Student life is pretty easy compared to what the real world asks from people nowadays. Yet, even students have their issues, especially when they have to combine University with full-time or part-time jobs.
Combining University with full-time or part-time jobs can be very tiring and demanding.
Coming back home as a working student, all we wish for is simply sleep and quiet sometimes. But living in halls and/or having irresponsible flatmates surely doesn’t make things easy.
If your flatmates or neighbours are driving you insane then take a look at Radar tips:
Try to speak to them
First things first, don’t leave your good manners at the door immediately. Sometimes people simply don’t realize how loud they can be. So, the first step is starting a conversation. Don’t assume they will never listen to you; people may surprise you. Try expressing your feelings and make it clear how much you need the flat to be quiet at certain times of the day, regardless of whether you need to study or sleep.
2. Wear headphones
Listening to films and music without blasting each other out is a rule every civilized person should follow when living with others.
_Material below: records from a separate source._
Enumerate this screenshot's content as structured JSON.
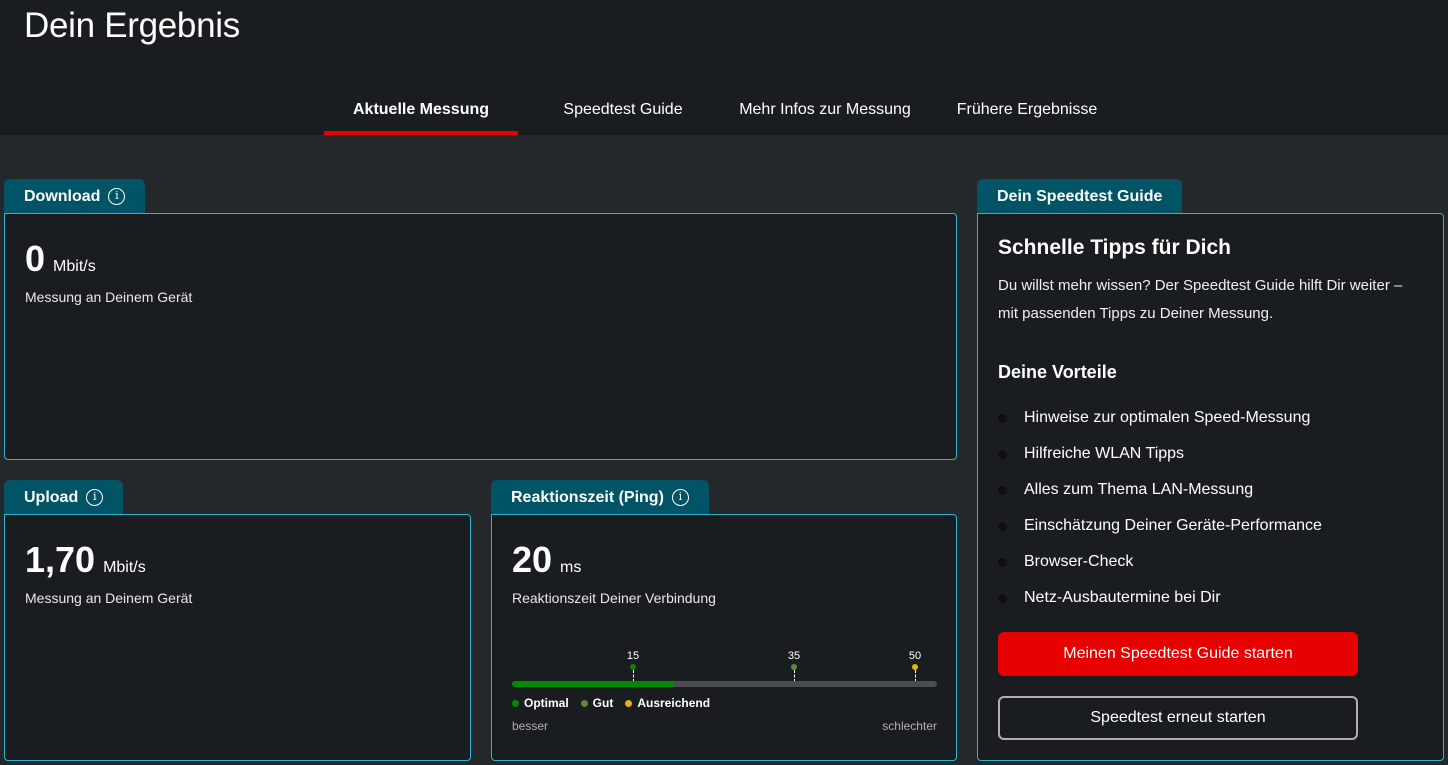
{
  "page": {
    "title": "Dein Ergebnis"
  },
  "tabs": [
    {
      "label": "Aktuelle Messung",
      "active": true
    },
    {
      "label": "Speedtest Guide",
      "active": false
    },
    {
      "label": "Mehr Infos zur Messung",
      "active": false
    },
    {
      "label": "Frühere Ergebnisse",
      "active": false
    }
  ],
  "download": {
    "tab": "Download",
    "value": "0",
    "unit": "Mbit/s",
    "caption": "Messung an Deinem Gerät"
  },
  "upload": {
    "tab": "Upload",
    "value": "1,70",
    "unit": "Mbit/s",
    "caption": "Messung an Deinem Gerät"
  },
  "ping": {
    "tab": "Reaktionszeit (Ping)",
    "value": "20",
    "unit": "ms",
    "caption": "Reaktionszeit Deiner Verbindung",
    "scale": {
      "fill_fraction": 0.38,
      "ticks": [
        {
          "label": "15",
          "color": "#008a00"
        },
        {
          "label": "35",
          "color": "#5a8a3a"
        },
        {
          "label": "50",
          "color": "#e5b800"
        }
      ],
      "legend": [
        {
          "label": "Optimal",
          "color": "#008a00"
        },
        {
          "label": "Gut",
          "color": "#5a8a3a"
        },
        {
          "label": "Ausreichend",
          "color": "#e5b800"
        }
      ],
      "left_label": "besser",
      "right_label": "schlechter"
    }
  },
  "guide": {
    "tab": "Dein Speedtest Guide",
    "title": "Schnelle Tipps für Dich",
    "text": "Du willst mehr wissen? Der Speedtest Guide hilft Dir weiter – mit passenden Tipps zu Deiner Messung.",
    "subtitle": "Deine Vorteile",
    "items": [
      "Hinweise zur optimalen Speed-Messung",
      "Hilfreiche WLAN Tipps",
      "Alles zum Thema LAN-Messung",
      "Einschätzung Deiner Geräte-Performance",
      "Browser-Check",
      "Netz-Ausbautermine bei Dir"
    ],
    "primary_button": "Meinen Speedtest Guide starten",
    "secondary_button": "Speedtest erneut starten"
  },
  "colors": {
    "accent": "#e60000",
    "tab_bg": "#005466",
    "card_border": "#33b3c9"
  }
}
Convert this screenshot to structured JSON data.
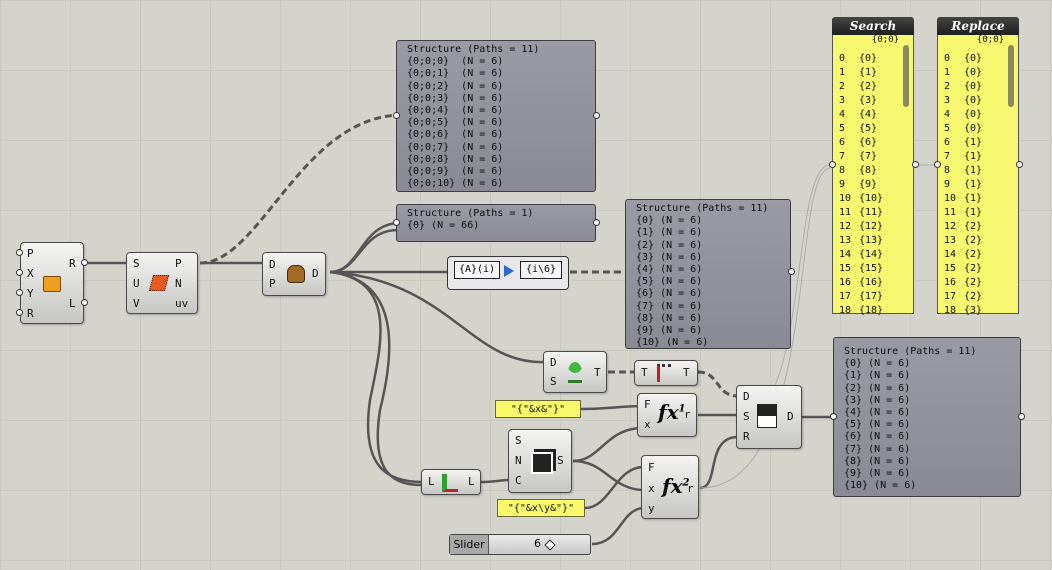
{
  "colors": {
    "canvas": "#d5d4cc",
    "panel_gray": "#9a9aa4",
    "panel_yellow": "#f8f86a",
    "wire": "#555555"
  },
  "components": {
    "plane": {
      "inputs": [
        "P",
        "X",
        "Y",
        "R"
      ],
      "outputs": [
        "R",
        "L"
      ],
      "icon": "rectangle-icon"
    },
    "surface": {
      "inputs": [
        "S",
        "U",
        "V"
      ],
      "outputs": [
        "P",
        "N",
        "uv"
      ],
      "icon": "surface-divide-icon"
    },
    "stump": {
      "inputs": [
        "D",
        "P"
      ],
      "outputs": [
        "D"
      ],
      "icon": "tree-stump-icon"
    },
    "sprout": {
      "inputs": [
        "D",
        "S"
      ],
      "outputs": [
        "T"
      ],
      "icon": "sprout-icon"
    },
    "branch": {
      "inputs": [
        "T"
      ],
      "outputs": [
        "T"
      ],
      "icon": "tree-branch-icon"
    },
    "replace": {
      "inputs": [
        "D",
        "S",
        "R"
      ],
      "outputs": [
        "D"
      ],
      "icon": "replace-paths-icon"
    },
    "fx1": {
      "inputs": [
        "F",
        "x"
      ],
      "outputs": [
        "r"
      ],
      "label": "fx",
      "sup": "1"
    },
    "fx2": {
      "inputs": [
        "F",
        "x",
        "y"
      ],
      "outputs": [
        "r"
      ],
      "label": "fx",
      "sup": "2"
    },
    "series": {
      "inputs": [
        "S",
        "N",
        "C"
      ],
      "outputs": [
        "S"
      ],
      "icon": "series-icon"
    },
    "listlen": {
      "inputs": [
        "L"
      ],
      "outputs": [
        "L"
      ],
      "icon": "list-length-icon"
    }
  },
  "panels": {
    "p1": {
      "title": "Structure (Paths = 11)",
      "rows": [
        "{0;0;0}  (N = 6)",
        "{0;0;1}  (N = 6)",
        "{0;0;2}  (N = 6)",
        "{0;0;3}  (N = 6)",
        "{0;0;4}  (N = 6)",
        "{0;0;5}  (N = 6)",
        "{0;0;6}  (N = 6)",
        "{0;0;7}  (N = 6)",
        "{0;0;8}  (N = 6)",
        "{0;0;9}  (N = 6)",
        "{0;0;10} (N = 6)"
      ]
    },
    "p2": {
      "title": "Structure (Paths = 1)",
      "rows": [
        "{0} (N = 66)"
      ]
    },
    "p3": {
      "title": "Structure (Paths = 11)",
      "rows": [
        "{0} (N = 6)",
        "{1} (N = 6)",
        "{2} (N = 6)",
        "{3} (N = 6)",
        "{4} (N = 6)",
        "{5} (N = 6)",
        "{6} (N = 6)",
        "{7} (N = 6)",
        "{8} (N = 6)",
        "{9} (N = 6)",
        "{10} (N = 6)"
      ]
    },
    "p4": {
      "title": "Structure (Paths = 11)",
      "rows": [
        "{0} (N = 6)",
        "{1} (N = 6)",
        "{2} (N = 6)",
        "{3} (N = 6)",
        "{4} (N = 6)",
        "{5} (N = 6)",
        "{6} (N = 6)",
        "{7} (N = 6)",
        "{8} (N = 6)",
        "{9} (N = 6)",
        "{10} (N = 6)"
      ]
    }
  },
  "search": {
    "header": "Search",
    "path": "{0;0}",
    "indices": [
      "0",
      "1",
      "2",
      "3",
      "4",
      "5",
      "6",
      "7",
      "8",
      "9",
      "10",
      "11",
      "12",
      "13",
      "14",
      "15",
      "16",
      "17",
      "18"
    ],
    "values": [
      "{0}",
      "{1}",
      "{2}",
      "{3}",
      "{4}",
      "{5}",
      "{6}",
      "{7}",
      "{8}",
      "{9}",
      "{10}",
      "{11}",
      "{12}",
      "{13}",
      "{14}",
      "{15}",
      "{16}",
      "{17}",
      "{18}"
    ]
  },
  "replace": {
    "header": "Replace",
    "path": "{0;0}",
    "indices": [
      "0",
      "1",
      "2",
      "3",
      "4",
      "5",
      "6",
      "7",
      "8",
      "9",
      "10",
      "11",
      "12",
      "13",
      "14",
      "15",
      "16",
      "17",
      "18"
    ],
    "values": [
      "{0}",
      "{0}",
      "{0}",
      "{0}",
      "{0}",
      "{0}",
      "{1}",
      "{1}",
      "{1}",
      "{1}",
      "{1}",
      "{1}",
      "{2}",
      "{2}",
      "{2}",
      "{2}",
      "{2}",
      "{2}",
      "{3}"
    ]
  },
  "expression": {
    "from": "{A}(i)",
    "to": "{i\\6}"
  },
  "strings": {
    "s1": "\"{\"&x&\"}\"",
    "s2": "\"{\"&x\\y&\"}\""
  },
  "slider": {
    "label": "Slider",
    "value": "6"
  }
}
Don’t succumb to some petty competition over who can turn their volume up the loudest- use headphones. This way you’ll prevent them from saying ‘but you do it to’ when having an argument. Secondly, with your headphones, you will be able to drown out any noises especially if you invest in a good pair of noise-canceling headphones.
3. Study at the library
If studying with relaxing music isn’t really your thing, the library may be your best bet to prepare for your exams. It’s full of books and if people make noises you can actually get the satisfaction of seeing them being told to shush.
4. Speak with ResLife volunteers
If you’re are living in student halls Reslife volunteers can help you sort out your issues with your flatmates in various ways. For example, they can help you set up meetings to discuss your issues with the rest of our flatmates. You can even be kept anonymous with complaints regarding the all too over the top and noisy parties that occur in halls.
Finally, it’s important to recognise if this is a problem you can live with or you can’t. Mental health is the most important thing and you should always lookout for it.
Don’t waste your energy on childish people, take care of yourself and if things are really going bad speak to a professional. Don’t be afraid of asking for help for even something like a noisy flatmate. A therapist may actually be able to give you some very useful tools to deal with it.
And most importantly, change flat or flatmates as soon as you can. Don’t force yourself to repeat the same awful experience next year.